France and Germany are leading a call for the European Union to ensure fair competition between EU airlines and those from the Gulf region, who are accused of receiving major state backing.
Transport Ministers discussed the Franco-German initiative to ensure “fair competition” between European airlines and the Gulf carriers at the EU Transport Council meeting last week.
Both the French and German transport ministers said that they want their EU partners and the EU Executive Commission to “adopt a common strategy to bring and end to these practices.” This new move is in retaliation to Gulf carriers such as Emiratesm Etihad and Qatar Airways which have surged while many EU airlines have struggled.
European airlines are losing market share as a result of unfair competition from Gulf carriers stemming from subsidies and state guarantees, the French Transport Ministry said in a statement.
France and Germany said that Gulf carriers benefit from "major subventions and public guarantees," and that landing rights in Europe should only be granted to airlines in exchange for fair trade controls on the way companies operate.
Other member states and the European Commission are supporting the initiative and agreed that instead of renegotiating bilateral agreements with the Gulf states, the Commission will pursue an EU agreement on behalf of the member states.
EU Transport Commissioner Violeta Bulc said during the press conference which followed the Council meeting, that the new approach would also be applied to other countries, including China, Brazil and Turkey. She also said the new approach would be part of the forthcoming EU Aviation Strategy.
Any commercial flying agreement including the granting of air traffic rights to foreign carriers should be accompanied by provisions allowing member states to monitor potential illegal subsidies and unfair competitive practices, French transport minister Alain Vidalies said in a statement.
"Aviation is very much challenged by competition right now and we need to address it in a more comprehensive way," said Violeta Bulc, EU Transport Commissioner.
This new approach will offer countries such as Germany and France who are under pressure from Gulf carriers to open their markets away from the current diplomatic setup. It will allow them to simply refer to the European initiative which replaces the ongoing bilateral talks. This could delay any decision to open European markets further and adds another dimension to the “fair competition” initiative – making it harder to reach any agreements in the near future.
"The benefit of an aviation agreement for us could be to get equal opportunities and for the Gulf carriers that there is the possibility, if there is an equal opportunity again, to talk about new landing rights,” said Alexander Dobrindt, Germany’s Transport Minister.
Etihad has warned against the US and EU restricting Gulf carriers, arguing that open skies is a model of success, generating benefits for both airlines and travellers.
In his first public comments since three US airlines launched a campaign against Etihad Airways and other Gulf carriers, James Hogan, President and Chief Executive Officer of Etihad Airways has called for reasoned debate based upon facts.

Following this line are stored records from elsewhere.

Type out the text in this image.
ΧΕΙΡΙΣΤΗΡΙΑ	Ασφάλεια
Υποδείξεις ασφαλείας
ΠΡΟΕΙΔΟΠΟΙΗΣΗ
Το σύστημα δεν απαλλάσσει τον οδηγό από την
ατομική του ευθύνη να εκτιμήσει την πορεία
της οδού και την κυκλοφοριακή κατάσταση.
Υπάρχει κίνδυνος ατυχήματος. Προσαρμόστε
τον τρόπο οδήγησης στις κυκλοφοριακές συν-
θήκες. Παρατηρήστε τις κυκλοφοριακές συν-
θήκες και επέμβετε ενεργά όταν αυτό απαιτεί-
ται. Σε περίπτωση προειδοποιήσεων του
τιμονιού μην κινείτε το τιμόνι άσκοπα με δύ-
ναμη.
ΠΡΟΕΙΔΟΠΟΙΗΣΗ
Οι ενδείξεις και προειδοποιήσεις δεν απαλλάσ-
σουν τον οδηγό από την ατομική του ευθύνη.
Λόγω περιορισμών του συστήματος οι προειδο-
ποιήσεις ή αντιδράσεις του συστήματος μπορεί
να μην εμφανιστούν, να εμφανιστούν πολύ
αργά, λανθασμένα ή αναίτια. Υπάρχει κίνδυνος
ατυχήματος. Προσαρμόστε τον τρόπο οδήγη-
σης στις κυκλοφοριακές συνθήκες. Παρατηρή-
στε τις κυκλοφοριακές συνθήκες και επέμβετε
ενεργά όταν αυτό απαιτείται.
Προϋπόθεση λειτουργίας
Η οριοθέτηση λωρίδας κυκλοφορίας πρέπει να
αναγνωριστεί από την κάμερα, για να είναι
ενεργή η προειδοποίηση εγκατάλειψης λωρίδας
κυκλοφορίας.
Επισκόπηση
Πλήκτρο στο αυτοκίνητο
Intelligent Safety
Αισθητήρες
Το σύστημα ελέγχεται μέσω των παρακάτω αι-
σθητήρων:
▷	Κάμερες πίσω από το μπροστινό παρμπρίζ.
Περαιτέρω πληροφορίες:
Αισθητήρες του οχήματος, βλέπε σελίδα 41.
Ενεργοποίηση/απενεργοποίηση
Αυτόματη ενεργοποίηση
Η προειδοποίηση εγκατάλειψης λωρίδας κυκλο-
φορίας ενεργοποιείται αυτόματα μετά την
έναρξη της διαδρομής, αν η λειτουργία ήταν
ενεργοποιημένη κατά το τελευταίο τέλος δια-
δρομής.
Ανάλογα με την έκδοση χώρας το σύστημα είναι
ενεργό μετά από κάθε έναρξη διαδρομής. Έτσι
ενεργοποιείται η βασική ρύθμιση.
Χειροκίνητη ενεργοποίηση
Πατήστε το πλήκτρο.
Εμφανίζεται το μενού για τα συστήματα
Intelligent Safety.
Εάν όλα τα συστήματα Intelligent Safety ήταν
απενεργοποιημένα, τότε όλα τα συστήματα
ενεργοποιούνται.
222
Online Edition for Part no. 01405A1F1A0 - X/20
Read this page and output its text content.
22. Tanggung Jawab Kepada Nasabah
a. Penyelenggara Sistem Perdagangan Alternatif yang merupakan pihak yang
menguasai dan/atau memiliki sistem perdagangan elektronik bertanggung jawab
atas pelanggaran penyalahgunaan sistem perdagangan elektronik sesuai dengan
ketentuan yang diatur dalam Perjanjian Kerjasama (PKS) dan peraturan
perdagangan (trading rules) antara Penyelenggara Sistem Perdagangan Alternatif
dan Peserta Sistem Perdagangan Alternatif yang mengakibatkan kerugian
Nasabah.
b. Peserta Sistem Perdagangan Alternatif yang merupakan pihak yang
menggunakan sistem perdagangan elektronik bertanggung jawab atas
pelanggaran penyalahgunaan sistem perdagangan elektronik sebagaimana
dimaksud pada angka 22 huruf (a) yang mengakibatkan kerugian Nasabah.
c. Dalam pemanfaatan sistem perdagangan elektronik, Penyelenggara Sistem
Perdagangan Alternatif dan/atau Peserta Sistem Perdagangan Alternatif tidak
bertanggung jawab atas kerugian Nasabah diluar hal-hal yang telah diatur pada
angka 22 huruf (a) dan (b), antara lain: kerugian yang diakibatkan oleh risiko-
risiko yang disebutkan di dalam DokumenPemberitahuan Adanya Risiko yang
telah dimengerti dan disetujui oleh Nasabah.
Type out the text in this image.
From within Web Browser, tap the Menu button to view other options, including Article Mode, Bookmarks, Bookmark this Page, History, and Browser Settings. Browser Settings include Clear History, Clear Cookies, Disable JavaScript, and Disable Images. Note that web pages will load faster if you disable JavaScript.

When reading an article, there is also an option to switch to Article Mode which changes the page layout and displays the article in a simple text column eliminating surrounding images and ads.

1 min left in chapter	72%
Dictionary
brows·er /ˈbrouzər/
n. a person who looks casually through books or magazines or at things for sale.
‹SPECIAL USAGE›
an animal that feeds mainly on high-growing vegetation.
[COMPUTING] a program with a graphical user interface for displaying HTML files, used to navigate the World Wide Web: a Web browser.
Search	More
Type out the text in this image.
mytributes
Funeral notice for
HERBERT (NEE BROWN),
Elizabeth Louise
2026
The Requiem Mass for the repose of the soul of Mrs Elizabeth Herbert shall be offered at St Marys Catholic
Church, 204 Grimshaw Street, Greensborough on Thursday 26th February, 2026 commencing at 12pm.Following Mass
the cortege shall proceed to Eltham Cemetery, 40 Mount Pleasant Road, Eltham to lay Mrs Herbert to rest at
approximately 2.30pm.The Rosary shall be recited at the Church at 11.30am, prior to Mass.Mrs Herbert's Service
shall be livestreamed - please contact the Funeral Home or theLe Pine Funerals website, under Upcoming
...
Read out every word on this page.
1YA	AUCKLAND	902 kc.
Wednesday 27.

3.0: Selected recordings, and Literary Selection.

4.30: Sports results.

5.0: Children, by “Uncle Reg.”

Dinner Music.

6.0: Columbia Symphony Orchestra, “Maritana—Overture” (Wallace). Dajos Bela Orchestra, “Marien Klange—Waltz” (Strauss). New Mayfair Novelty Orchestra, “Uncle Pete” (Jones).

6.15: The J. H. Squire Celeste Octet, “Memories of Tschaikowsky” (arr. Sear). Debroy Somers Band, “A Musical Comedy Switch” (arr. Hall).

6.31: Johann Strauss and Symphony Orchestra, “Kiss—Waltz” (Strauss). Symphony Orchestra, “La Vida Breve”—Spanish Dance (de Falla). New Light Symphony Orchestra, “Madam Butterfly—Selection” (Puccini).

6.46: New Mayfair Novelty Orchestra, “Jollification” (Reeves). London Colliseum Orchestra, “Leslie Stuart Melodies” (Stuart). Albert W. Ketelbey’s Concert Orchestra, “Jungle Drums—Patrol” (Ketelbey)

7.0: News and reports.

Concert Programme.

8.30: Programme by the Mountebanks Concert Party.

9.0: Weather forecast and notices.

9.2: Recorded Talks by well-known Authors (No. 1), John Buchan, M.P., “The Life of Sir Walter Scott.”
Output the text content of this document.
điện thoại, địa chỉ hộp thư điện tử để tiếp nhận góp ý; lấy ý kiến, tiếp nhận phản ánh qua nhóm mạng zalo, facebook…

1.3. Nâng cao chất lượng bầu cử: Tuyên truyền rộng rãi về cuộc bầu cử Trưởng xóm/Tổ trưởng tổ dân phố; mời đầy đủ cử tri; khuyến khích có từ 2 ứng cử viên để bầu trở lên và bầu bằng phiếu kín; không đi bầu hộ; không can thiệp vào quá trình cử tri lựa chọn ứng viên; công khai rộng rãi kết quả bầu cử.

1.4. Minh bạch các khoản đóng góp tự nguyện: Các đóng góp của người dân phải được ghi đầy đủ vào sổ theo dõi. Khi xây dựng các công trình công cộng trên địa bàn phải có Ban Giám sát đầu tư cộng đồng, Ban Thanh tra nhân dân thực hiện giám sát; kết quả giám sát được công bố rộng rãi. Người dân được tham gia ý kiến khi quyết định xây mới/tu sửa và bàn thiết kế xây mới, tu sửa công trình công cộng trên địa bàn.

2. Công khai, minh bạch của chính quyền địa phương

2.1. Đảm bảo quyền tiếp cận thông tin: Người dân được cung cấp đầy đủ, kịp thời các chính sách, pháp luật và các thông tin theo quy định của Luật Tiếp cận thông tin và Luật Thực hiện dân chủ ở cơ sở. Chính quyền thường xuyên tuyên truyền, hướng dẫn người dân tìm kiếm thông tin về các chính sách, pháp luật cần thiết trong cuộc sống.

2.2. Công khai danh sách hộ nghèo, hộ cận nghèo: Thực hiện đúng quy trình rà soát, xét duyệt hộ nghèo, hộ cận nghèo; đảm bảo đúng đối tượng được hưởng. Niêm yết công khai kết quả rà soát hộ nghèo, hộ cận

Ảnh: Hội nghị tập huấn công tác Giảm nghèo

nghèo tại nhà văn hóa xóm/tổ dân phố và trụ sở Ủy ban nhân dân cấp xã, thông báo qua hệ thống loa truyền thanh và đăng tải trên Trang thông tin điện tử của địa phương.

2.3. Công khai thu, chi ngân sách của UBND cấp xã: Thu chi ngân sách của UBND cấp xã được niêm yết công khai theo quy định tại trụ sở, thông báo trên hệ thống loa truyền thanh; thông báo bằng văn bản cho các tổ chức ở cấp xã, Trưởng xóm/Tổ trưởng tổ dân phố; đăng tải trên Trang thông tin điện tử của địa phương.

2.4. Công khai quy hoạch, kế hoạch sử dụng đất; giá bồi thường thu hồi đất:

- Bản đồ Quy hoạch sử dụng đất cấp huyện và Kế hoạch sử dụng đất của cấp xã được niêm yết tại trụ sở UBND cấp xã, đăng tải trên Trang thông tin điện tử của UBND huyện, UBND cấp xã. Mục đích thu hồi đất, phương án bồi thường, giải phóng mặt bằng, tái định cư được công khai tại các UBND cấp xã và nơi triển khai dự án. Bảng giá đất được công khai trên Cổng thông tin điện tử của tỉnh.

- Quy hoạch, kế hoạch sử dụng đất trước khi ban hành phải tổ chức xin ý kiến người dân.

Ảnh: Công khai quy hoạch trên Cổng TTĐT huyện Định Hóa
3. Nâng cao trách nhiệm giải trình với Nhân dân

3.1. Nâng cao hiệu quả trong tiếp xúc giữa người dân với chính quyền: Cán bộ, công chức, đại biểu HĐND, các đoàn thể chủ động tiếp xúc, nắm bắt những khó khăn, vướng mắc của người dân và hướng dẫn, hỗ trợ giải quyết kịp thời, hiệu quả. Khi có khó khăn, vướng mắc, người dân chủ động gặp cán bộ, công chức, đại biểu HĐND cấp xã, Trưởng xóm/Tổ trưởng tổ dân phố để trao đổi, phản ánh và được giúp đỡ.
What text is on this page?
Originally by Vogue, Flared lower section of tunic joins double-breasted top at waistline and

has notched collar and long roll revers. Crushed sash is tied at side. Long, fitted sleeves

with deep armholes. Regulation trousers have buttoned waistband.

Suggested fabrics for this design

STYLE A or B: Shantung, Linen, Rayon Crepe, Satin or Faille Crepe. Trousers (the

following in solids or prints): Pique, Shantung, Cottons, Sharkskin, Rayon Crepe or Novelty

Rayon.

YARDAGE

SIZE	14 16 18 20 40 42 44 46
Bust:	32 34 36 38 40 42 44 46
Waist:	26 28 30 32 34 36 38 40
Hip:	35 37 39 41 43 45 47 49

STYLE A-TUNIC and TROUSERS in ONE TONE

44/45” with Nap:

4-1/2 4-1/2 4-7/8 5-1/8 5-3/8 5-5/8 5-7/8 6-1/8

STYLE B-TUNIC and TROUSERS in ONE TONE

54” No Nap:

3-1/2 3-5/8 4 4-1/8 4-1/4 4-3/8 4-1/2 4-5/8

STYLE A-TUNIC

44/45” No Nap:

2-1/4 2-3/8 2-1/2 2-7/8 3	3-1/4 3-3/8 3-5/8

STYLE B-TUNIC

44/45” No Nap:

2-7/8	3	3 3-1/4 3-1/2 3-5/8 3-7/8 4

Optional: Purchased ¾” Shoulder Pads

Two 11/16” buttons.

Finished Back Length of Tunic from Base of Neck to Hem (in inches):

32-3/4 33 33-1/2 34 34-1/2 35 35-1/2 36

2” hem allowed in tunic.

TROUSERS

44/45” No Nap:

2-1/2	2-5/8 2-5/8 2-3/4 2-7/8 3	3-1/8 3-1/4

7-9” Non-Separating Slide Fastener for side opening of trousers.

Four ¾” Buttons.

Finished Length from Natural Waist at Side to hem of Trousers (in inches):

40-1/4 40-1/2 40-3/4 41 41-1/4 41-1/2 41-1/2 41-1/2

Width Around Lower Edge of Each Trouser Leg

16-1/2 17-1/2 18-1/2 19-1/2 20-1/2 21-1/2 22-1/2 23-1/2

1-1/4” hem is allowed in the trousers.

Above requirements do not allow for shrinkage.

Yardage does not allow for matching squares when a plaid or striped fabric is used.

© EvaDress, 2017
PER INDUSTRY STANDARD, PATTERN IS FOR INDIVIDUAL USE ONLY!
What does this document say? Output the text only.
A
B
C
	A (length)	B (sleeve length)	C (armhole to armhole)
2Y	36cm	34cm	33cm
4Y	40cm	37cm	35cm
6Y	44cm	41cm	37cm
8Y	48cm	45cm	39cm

His speech laid out the key facts behind Etihad Airways and its competitive strategy: “Etihad is a David, a David who’s been facing Goliaths since 2003, when we started. In virtually every market we’ve entered, we’ve had to face existing competitors, with established businesses, established infrastructure, established sales and marketing, established brands, and established customer bases."
Mr Hogan finished his speech by saying Open Skies is about customer choice: “This is ultimately all about consumer choice. Customers choose to fly Etihad Airways because we offer a great product, with outstanding service, on the routes they want to fly, at prices that are competitive within those markets."